Cook Islands stamp appears with unlisted surcharge and no explanation
By Martin J. Frankevicz
One of the more interesting aspects of handling the new stamp issues for the Scott catalog is the occasional research project that comes out of the blue.
In 2016 a collector from Washington, after a thorough search of the Cook Islands listings, sent a letter inquiring if an example of Cook Islands Scott 1158, a 15¢ stamp from 1994 depicting the black and gold angelfish, had been listed with the stamp bearing a 10¢ surcharge.
The collector graciously allowed us to keep the off-cover stamp that is pictured here. It has an indistinct cancel, a bent upper-right corner and damage to the back of the stamp. The collector told us he had a better example saved for his collection.
In the Scott Standard Postage Stamp Catalogue listings for the 1994 Cook Islands Living Reef set with buff border (Scott 1154-1176), I saw no footnote directing the user to any later surcharges.
Knowing that sometimes a “see also” note may not have been included, I searched through the subsequent Cook Islands listings and could not find such an item.
The distribution of new stamps does not always run like clockwork, and there is always a possibility that a collector has found a stamp that somehow fell through the cracks and was never sent to us. This happens far more frequently than one might think.
Because the surcharged stamp lacked a distinct dated cancel, about the only thing I could say about it was that it was produced some time after 1994, when Scott 1158 was issued.
When I encounter a stamp that does not indicate when it was produced, I consult other stamp catalogs of the world. I went to our library and pulled out the British Stanley Gibbons catalog that had Cook Islands listings. They list the basic 15¢ stamp from 1994, just as we do. The Gibbons catalog lacks any footnote that points to subsequent surcharges, but a search through their later listings showed that they had not listed this surcharged stamp either.
The 15¢ stamp was also listed in the German Michel catalog, but no 10¢-on-15¢ surcharged stamp.
I searched through the French Yvert and Tellier catalog and came up with the same result.
The consistent results from these searches through various catalogs led me to dig deeper for more information.
I asked Chris Lazar of Philatelic Collector Inc., the sales agent for Cook Islands, if he knew anything about this stamp. He said that he had not sold it during his years acting as the Cook Islands agent. Lazar went the extra mile to determine if the stamp was created by Cook Islands and sold by the previous agent, Finbarr Kenny. But after searching through the records he received from Kenny’s firm after taking over as agent, Lazar found no records that would indicate that the stamp was printed.
Lazar also stated that there no longer was anyone still working for the Cook Islands Philatelic Bureau who had worked there during the time Kenny was agent.

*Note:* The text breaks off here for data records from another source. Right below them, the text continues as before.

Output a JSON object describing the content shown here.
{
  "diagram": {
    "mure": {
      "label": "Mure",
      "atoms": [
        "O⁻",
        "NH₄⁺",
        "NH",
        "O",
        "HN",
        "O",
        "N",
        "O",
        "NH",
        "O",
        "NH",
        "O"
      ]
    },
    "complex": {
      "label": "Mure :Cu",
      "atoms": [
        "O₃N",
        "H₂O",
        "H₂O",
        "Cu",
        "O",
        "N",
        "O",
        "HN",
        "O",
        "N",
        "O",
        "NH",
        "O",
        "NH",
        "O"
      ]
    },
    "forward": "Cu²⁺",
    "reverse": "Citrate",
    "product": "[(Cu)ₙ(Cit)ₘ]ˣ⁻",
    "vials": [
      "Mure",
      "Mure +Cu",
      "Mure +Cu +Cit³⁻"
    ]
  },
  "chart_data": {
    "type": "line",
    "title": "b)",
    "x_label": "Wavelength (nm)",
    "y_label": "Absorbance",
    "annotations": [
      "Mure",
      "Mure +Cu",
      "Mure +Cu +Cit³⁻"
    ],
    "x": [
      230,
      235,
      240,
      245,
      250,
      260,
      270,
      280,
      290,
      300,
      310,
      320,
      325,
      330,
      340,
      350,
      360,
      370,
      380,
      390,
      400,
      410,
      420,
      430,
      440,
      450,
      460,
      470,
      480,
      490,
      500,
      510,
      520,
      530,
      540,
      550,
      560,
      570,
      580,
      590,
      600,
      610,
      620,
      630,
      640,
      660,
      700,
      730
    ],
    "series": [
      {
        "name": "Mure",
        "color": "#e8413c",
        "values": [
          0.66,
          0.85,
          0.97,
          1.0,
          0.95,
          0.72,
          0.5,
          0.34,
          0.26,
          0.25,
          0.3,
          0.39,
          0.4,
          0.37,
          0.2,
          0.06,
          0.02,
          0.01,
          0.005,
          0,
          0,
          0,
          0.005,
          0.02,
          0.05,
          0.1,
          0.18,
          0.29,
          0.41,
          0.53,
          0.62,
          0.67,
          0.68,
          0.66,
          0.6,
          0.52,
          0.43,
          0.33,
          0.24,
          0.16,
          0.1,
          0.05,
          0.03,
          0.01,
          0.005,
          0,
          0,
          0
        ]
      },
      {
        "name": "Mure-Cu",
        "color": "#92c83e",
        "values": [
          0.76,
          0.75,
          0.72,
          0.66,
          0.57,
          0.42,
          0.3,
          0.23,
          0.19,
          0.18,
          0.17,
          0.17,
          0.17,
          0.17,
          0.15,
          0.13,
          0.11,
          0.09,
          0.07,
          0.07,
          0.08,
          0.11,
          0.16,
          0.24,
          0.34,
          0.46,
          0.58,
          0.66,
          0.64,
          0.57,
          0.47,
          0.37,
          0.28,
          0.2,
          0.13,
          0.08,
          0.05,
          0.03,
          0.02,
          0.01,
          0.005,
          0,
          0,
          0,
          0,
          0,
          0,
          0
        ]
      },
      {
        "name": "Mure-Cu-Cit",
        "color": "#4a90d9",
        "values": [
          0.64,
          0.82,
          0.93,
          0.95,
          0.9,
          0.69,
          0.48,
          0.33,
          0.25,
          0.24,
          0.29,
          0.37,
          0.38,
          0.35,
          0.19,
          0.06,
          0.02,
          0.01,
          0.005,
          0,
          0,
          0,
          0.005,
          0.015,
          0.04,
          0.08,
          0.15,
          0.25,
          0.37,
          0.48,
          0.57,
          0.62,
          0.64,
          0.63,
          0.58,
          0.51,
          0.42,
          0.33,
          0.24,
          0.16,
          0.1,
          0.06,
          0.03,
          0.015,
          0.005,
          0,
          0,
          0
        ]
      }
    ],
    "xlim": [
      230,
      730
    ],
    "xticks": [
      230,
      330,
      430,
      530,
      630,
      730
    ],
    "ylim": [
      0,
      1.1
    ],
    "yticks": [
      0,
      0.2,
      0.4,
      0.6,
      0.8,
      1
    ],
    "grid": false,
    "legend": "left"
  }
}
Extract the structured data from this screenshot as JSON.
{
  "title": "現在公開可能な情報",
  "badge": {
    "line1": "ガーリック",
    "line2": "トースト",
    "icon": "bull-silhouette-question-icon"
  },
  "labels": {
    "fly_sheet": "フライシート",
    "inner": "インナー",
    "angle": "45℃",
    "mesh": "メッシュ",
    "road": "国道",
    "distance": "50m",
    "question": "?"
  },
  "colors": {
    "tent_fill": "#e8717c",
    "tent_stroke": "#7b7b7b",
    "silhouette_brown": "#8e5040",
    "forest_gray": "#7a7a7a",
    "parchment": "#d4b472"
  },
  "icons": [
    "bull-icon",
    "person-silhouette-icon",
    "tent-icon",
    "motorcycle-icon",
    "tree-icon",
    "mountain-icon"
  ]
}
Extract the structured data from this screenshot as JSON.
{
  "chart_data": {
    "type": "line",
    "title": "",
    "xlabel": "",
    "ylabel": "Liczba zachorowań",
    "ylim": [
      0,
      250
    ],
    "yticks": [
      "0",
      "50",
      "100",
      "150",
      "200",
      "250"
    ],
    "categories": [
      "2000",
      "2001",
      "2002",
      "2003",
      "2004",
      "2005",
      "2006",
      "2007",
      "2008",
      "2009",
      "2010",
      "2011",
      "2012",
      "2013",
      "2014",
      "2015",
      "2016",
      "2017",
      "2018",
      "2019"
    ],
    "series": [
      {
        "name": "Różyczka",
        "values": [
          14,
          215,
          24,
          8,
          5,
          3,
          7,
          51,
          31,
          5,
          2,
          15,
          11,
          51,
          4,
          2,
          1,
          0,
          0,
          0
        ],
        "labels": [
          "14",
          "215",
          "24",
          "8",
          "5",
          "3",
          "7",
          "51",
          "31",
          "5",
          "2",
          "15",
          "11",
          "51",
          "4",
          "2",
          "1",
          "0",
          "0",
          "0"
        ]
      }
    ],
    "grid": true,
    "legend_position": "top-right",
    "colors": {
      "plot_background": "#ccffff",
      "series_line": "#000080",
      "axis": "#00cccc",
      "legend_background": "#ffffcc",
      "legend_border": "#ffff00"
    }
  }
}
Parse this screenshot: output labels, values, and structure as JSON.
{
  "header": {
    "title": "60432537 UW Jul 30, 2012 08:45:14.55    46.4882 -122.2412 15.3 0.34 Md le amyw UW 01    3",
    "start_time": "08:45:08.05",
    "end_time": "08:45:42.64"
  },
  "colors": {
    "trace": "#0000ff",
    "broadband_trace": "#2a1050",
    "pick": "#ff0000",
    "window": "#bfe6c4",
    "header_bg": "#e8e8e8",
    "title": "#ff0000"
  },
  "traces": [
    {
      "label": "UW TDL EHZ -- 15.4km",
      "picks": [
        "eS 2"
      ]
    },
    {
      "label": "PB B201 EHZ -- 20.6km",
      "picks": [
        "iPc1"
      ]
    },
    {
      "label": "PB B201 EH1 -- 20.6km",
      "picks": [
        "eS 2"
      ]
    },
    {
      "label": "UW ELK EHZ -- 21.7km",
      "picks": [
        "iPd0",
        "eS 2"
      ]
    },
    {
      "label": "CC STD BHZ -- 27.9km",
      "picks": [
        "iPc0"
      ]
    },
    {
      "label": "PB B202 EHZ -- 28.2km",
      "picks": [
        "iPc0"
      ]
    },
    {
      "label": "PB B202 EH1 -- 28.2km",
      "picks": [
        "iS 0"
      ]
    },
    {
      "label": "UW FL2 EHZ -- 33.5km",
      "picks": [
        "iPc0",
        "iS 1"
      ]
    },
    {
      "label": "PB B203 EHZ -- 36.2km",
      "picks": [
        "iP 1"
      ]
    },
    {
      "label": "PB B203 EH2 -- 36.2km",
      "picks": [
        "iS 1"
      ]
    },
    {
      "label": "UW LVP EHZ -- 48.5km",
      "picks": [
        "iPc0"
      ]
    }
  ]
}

He also inquired with the Cook Islands postmaster about the stamp, but the postmaster knew nothing about it.
I also made a direct inquiry about the stamp with the Cook Islands postal officials and received a response that confirmed what Lazar said.
Lazar understood our reluctance to list in the Scott catalog a stamp that had no record of being printed or offered to collectors, no status in any catalog and was not shown to us affixed to a cover.
If we had seen the stamp on a commercial cover we probably would have no qualms about listing it, despite its lack of a listing in any other catalog. However, commercial covers franked with modern stamps of the Cook Islands are seldom seen.
I did not think much about this stamp after we got the information from Lazar. I wrote the Washington collector who sent us the stamp to let him know about what we found out. I tossed the letter in my mail basket, still hoping that one day we might come up with more information about it.
That letter sat in the basket for a few years until a few weeks ago, when I packed up everything on my desk for the move to our new location. I tossed that basket on my file cabinet in our new office space, pawed through the basket again on Sept. 15, and saw that letter.
With a synchronicity that I find a bit weird and spooky (because such things have happened to me here on a number of occasions), the very next day I received an e-mail from an American collector who is currently working in Africa. He sent a scan of items he had received in kiloware. Naturally, there were about a dozen African stamps, but on that scan is one stamp not from Africa.
It is yet another example of this same Cook Island surcharge, again off cover with an indistinct cancel.
What makes this so bizarre is that we rarely see any examples of any used modern Cook Islands stamps. Cook Islands has a population under 18,000, and the residents of Aitutaki and Penrhyn have stamps of their own to use.
With such a small population, the Cook Islands does not strike me as a country that is generating a whole lot of mail. One would think that a Cook Islands cover would be scarce enough, and that a stamp on cover would be worth more than one off cover.
One would also think that genuine used Cook Island stamps would not be the kind of stamps one ought to encounter in kiloware. Yet I know of three examples with cancels of this one surcharge — having a low face value, to boot — a stamp that has not been listed by any catalog.
I have not seen an unused example of this stamp, or one used on cover. All of this just flies in the face of whatever logic there ought to be in the philatelic universe.
So, if anyone can show us this stamp on a commercial cover, we would love to see it.